A Primark store could be part of a new shopping park in Morecambe.
The clothing giant’s wish to open a shop in our resort was revealed as Lancaster City Council looked set to approve plans for a £17m retail park in the West End.
But developers of the former Frontierland site face a race against time to deal with safety fears over extra traffic which could scupper the entire scheme.
Lancaster City Council planning committee will meet next Monday (November 10) to make a final decision on the ‘Bay Shopping Park’ project.
Council officers have recommended the plans should be approved.
But, unless developers Opus North and owners Morrisons come up with a safer route for pedestrians crossing the road onto the new complex, the scheme will be thrown out.
After a major investigation, a council report said “the balance is weighted towards a negative conclusion” unless road safety worries are dealt with.
It also revealed that Primark, who are set to open a store at the former Lancaster Market in 2015, are one of several retail chains to have “general interest” in Morecambe.
The others are Mothercare (baby goods), Sporting Pro (sports store), and Store 21 and Paparazzi (fashion outlets).
Premier Inn is also on the list, fuelling rumours they could operate a planned hotel on the boarded-up former Wild West theme park, which closed in 2000.
An Opus North survey in 2013 asked residents if they would like to see Debenhams and Marks and Spencer open in Morecambe, sparking speculation they might be part of the Bay Shopping Park.
But the Yorkshire-based developer has not confirmed any names of shops which might occupy the ex-fairground site.
There are no indications Debenhams or M&S are interested in Morecambe at this stage.
The council report says this makes the development “speculative” and “a risk”, fearing the site could be filled by “discount retailers and fast food outlets”.
But a spokesman for Opus North called for “a strong decision to approve the application” next Monday as this would allow them to “get on with signing retailers”.
“From the outset, Opus has worked to demonstrate to potential retail tenants that this scheme will be delivered,” he said.

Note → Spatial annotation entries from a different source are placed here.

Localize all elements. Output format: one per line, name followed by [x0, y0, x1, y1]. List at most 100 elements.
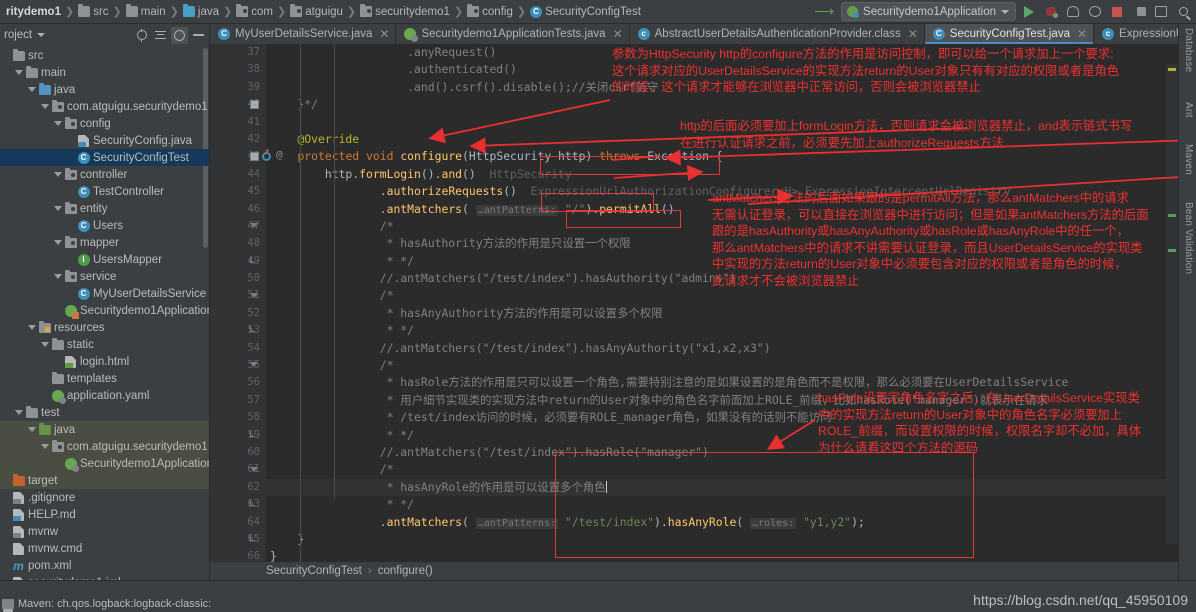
- tree-item[interactable]: Securitydemo1Application1: [0, 455, 209, 472]
- code-fold-toggle[interactable]: [250, 466, 259, 475]
- editor-tab[interactable]: C SecurityConfigTest.java ✕: [924, 24, 1095, 44]
- tree-item[interactable]: src: [0, 47, 209, 64]
- tree-item[interactable]: C MyUserDetailsService: [0, 285, 209, 302]
- breadcrumb-item[interactable]: C SecurityConfigTest: [529, 5, 642, 18]
- breadcrumb-item[interactable]: securitydemo1: [359, 4, 451, 18]
- code-line[interactable]: * hasAnyAuthority方法的作用是可以设置多个权限: [266, 305, 1178, 322]
- editor-tab[interactable]: C MyUserDetailsService.java ✕: [210, 24, 397, 44]
- code-line[interactable]: * */: [266, 322, 1178, 339]
- locate-icon[interactable]: [133, 27, 150, 44]
- chevron-down-icon[interactable]: [26, 87, 37, 92]
- tool-label-database[interactable]: Database: [1183, 28, 1194, 72]
- tree-item[interactable]: controller: [0, 166, 209, 183]
- tool-label-maven[interactable]: Maven: [1183, 144, 1194, 175]
- code-fold-toggle[interactable]: [250, 326, 255, 333]
- run-coverage-button[interactable]: [1064, 3, 1082, 21]
- code-line[interactable]: * */: [266, 496, 1178, 513]
- chevron-down-icon[interactable]: [26, 325, 37, 330]
- tree-item[interactable]: com.atguigu.securitydemo1: [0, 98, 209, 115]
- tree-item[interactable]: SecurityConfig.java: [0, 132, 209, 149]
- stop-button[interactable]: [1108, 3, 1126, 21]
- back-arrow-icon[interactable]: ⟶: [811, 3, 837, 20]
- editor-breadcrumb-item[interactable]: configure(): [378, 565, 433, 577]
- debug-button[interactable]: [1042, 3, 1060, 21]
- code-fold-toggle[interactable]: [250, 292, 259, 301]
- chevron-down-icon[interactable]: [52, 240, 63, 245]
- chevron-down-icon[interactable]: [39, 342, 50, 347]
- tree-item[interactable]: login.html: [0, 353, 209, 370]
- editor-tab[interactable]: c AbstractUserDetailsAuthenticationProvid…: [630, 24, 925, 44]
- breadcrumb-item[interactable]: com: [235, 4, 274, 18]
- close-icon[interactable]: ✕: [379, 27, 389, 41]
- chevron-down-icon[interactable]: [39, 104, 50, 109]
- tree-item[interactable]: resources: [0, 319, 209, 336]
- tree-item[interactable]: java: [0, 421, 209, 438]
- warning-marker[interactable]: [1168, 68, 1176, 71]
- tree-item[interactable]: HELP.md: [0, 506, 209, 523]
- tool-label-bean-validation[interactable]: Bean Validation: [1183, 202, 1194, 274]
- search-button[interactable]: [1174, 3, 1192, 21]
- chevron-down-icon[interactable]: [52, 274, 63, 279]
- editor-marker-bar[interactable]: [1166, 64, 1178, 544]
- code-line[interactable]: http.formLogin().and() HttpSecurity: [266, 166, 1178, 183]
- breadcrumb-item[interactable]: config: [466, 4, 514, 18]
- close-icon[interactable]: ✕: [1077, 27, 1087, 41]
- project-tree[interactable]: src main java com.atguigu.securitydemo1 conf…: [0, 46, 209, 612]
- tree-item[interactable]: target: [0, 472, 209, 489]
- breadcrumb-item[interactable]: src: [77, 4, 109, 18]
- tree-item[interactable]: entity: [0, 200, 209, 217]
- tree-item[interactable]: templates: [0, 370, 209, 387]
- code-line[interactable]: }: [266, 531, 1178, 548]
- chevron-down-icon[interactable]: [1001, 9, 1009, 14]
- tree-item[interactable]: test: [0, 404, 209, 421]
- chevron-down-icon[interactable]: [13, 410, 24, 415]
- editor-breadcrumb[interactable]: SecurityConfigTest › configure(): [266, 562, 433, 580]
- breadcrumb-item[interactable]: main: [125, 4, 167, 18]
- code-fold-toggle[interactable]: [250, 500, 255, 507]
- breadcrumb-item[interactable]: ritydemo1: [2, 6, 62, 18]
- tree-item[interactable]: Securitydemo1Application: [0, 302, 209, 319]
- tree-item[interactable]: C TestController: [0, 183, 209, 200]
- tree-item[interactable]: config: [0, 115, 209, 132]
- code-fold-toggle[interactable]: [250, 100, 259, 110]
- tree-item[interactable]: mapper: [0, 234, 209, 251]
- maven-status-row[interactable]: Maven: ch.qos.logback:logback-classic:: [2, 598, 211, 612]
- editor-tab[interactable]: Securitydemo1ApplicationTests.java ✕: [396, 24, 630, 44]
- tree-item[interactable]: C SecurityConfigTest: [0, 149, 209, 166]
- terminal-button[interactable]: [1152, 3, 1170, 21]
- change-marker[interactable]: [1168, 249, 1176, 252]
- hide-panel-icon[interactable]: [190, 27, 207, 44]
- code-line[interactable]: .antMatchers( …antPatterns: "/test/index…: [266, 514, 1178, 531]
- code-line[interactable]: * hasAnyRole的作用是可以设置多个角色: [266, 478, 1178, 497]
- tree-item[interactable]: .gitignore: [0, 489, 209, 506]
- tool-label-ant[interactable]: Ant: [1183, 102, 1194, 118]
- chevron-down-icon[interactable]: [39, 444, 50, 449]
- tree-item[interactable]: static: [0, 336, 209, 353]
- breadcrumb-item[interactable]: java: [182, 4, 220, 18]
- code-fold-toggle[interactable]: [250, 535, 255, 542]
- code-line[interactable]: }: [266, 548, 1178, 562]
- breadcrumb-item[interactable]: atguigu: [289, 4, 344, 18]
- chevron-down-icon[interactable]: [37, 33, 46, 37]
- tree-item[interactable]: service: [0, 268, 209, 285]
- tree-item[interactable]: mvnw.cmd: [0, 540, 209, 557]
- collapse-all-icon[interactable]: [152, 27, 169, 44]
- tree-item[interactable]: application.yaml: [0, 387, 209, 404]
- tree-item[interactable]: I UsersMapper: [0, 251, 209, 268]
- code-fold-toggle[interactable]: [250, 430, 255, 437]
- code-line[interactable]: /*: [266, 357, 1178, 374]
- settings-gear-icon[interactable]: [171, 26, 188, 44]
- chevron-down-icon[interactable]: [52, 206, 63, 211]
- code-fold-toggle[interactable]: [250, 222, 259, 231]
- close-icon[interactable]: ✕: [613, 27, 623, 41]
- tree-item[interactable]: C Users: [0, 217, 209, 234]
- tree-item[interactable]: main: [0, 64, 209, 81]
- tree-item[interactable]: mvnw: [0, 523, 209, 540]
- tree-item[interactable]: com.atguigu.securitydemo1: [0, 438, 209, 455]
- tree-item[interactable]: java: [0, 81, 209, 98]
- close-icon[interactable]: ✕: [908, 27, 918, 41]
- breadcrumb[interactable]: ritydemo1 ❯ src ❯ main ❯ java ❯ com ❯ atguigu ❯ secu…: [0, 4, 642, 18]
- run-configuration-selector[interactable]: Securitydemo1Application: [841, 2, 1016, 21]
- code-line[interactable]: //.antMatchers("/test/index").hasAnyAuth…: [266, 340, 1178, 357]
- chevron-down-icon[interactable]: [13, 70, 24, 75]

“Gaining planning consent is the first and most fundamental step towards making Bay Shopping Park a reality. We have provided Lancaster City Council with all the information it has asked for.”
The council report also dismissed objections by British Land, developers of a planned retail scheme in Lancaster, saying a shopping park at Frontierland would not have a “significant harmful impact” on Lancaster city centre.
But fears of Arndale Centre owners JAP (Morecambe) LLP Ltd that the Bay Shopping Park could deal a harmful blow to Morecambe town centre were given more credence.
The report said the plans could “significantly reduce” the chance for the town centre to re-establish itself.
Highways chiefs from Lancashire County Council have raised “serious concerns” over extra traffic, especially queues at the Central Drive roundabout.
They cited 18 recent road accidents near the site, a third of which involved pedestrians and cyclists. The county wants the scheme to be more pedestrian-friendly and for a new road crossing to provide safe access into the shopping park.
The report also revealed Opus North looked at five other sites in Morecambe – the Arndale Centre, West View Car Park (between Northumberland Street and Skipton Street), the Festival Market, the Bubbles and Dome site, and The Battery – before settling on Frontierland.
This was due to Government law which says other sites must be assessed before councils can green light a development on the edge of a town.
Council officers originally deemed the Festival Market the best site for the shopping park, but the report said Lancaster City Council does not want to redevelop the market at the moment.
The meeting is at 10.30am at Lancaster Town Hall on November 10. All welcome.
The Bay Shopping park includes:
13 one or two storey units for shops/restaurants/cafes plus one kiosk
A three-storey 62-bedroomed hotel
A family pub to replace the Ranch House
336 car parking spaces (25 of which are for disabled people)
Two public art features.
A new traffic signal controlled junction with a pedestrian crossing at the entrance
The scheme could create between 500 and 700 jobs
The council received 130 letters of support for the plans and 13 letters objecting.
Opus North has offered £200,000 to pay for a scheme to direct people to and from the town centre.
Building materials used would be a mixture of coloured render, white, grey and green metal cladding, buff and blue brick, timber cladding and metal roofs.